5.4. Summary

This has been a substantial amount of information regarding various configuration types, methods, and files. After this lecture, you have greatly broadened your horizon about configurations of datasets:

  • Configurations exist at different scopes and for different tools. Each of such configuration scopes exists in an individual file, on a system-wide, global (user-specific) or local (repository specific) level. In addition to Git’s local scope in .git/config, DataLad introduces its own configurations within .datalad/config that apply to a specific dataset, but are committed and therefore distributed. More specialized scopes take precedence over more global scopes.

  • Almost all configurations can be set with the git config. Its structure looks like this:

    git config --local/--global/--system --add/remove-all/--list section.[subsection.]variable "value"
  • The .git/config configuration file is not version controlled, other configuration files (.gitmodules, .gitattributes, .datalad/config) however are, and can be shared together with the dataset. Non-shared configurations will take precedence over shared configurations in a dataset clone.

  • Other tools than Git can be configured with the git config command as well. If the configuration needs to be written to a file other than a .git(/)config file, supply a path to this file with the -f/--file flag in a git config command.

  • The .gitattributes file is the only configuration file the git config can not write to, because it has a different layout. However, run-procedures or the user can write simple rules into it that determine which files are annexed and which are stored in Git.
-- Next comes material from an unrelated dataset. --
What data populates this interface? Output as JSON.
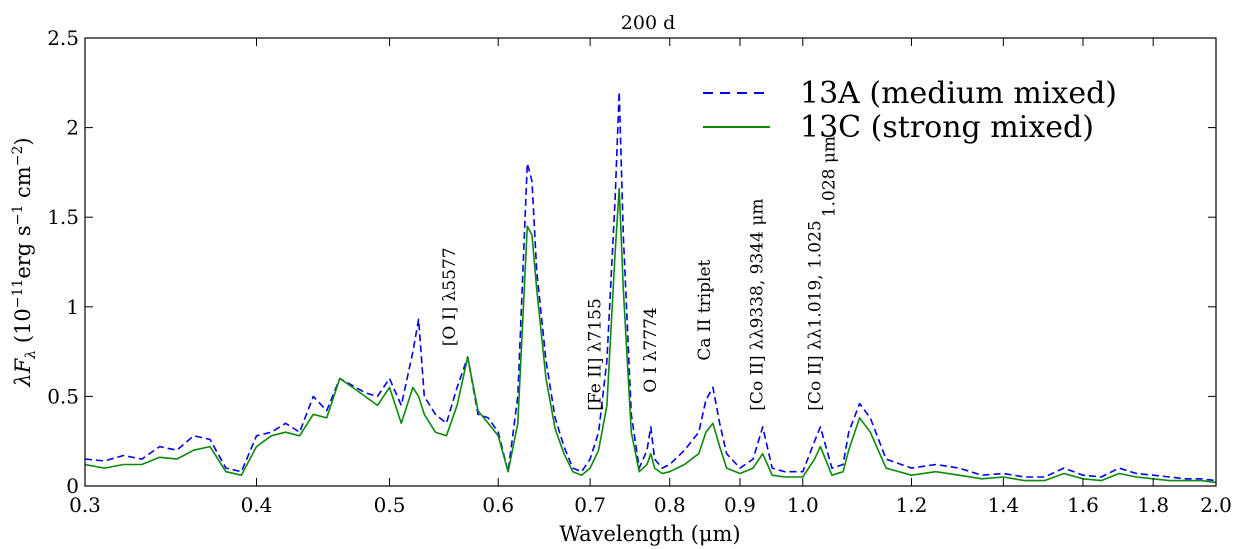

  • DataLad’s run-procedures offer an easy and fast alternative to DIY configurations, structuring, or processing of the dataset, and offer means to share or ship configurations together with a dataset. They can be applied already at creation of a dataset with datalad create -c <procedure>, or executed later with a datalad run-procedure command.

5.4.1. Now what can I do with it?

Configurations are not a closed book for you anymore. What will probably be especially helpful is your new knowledge about .gitattributes and DataLad’s run-procedure command that allow you to configure the behavior of git-annex in your dataset.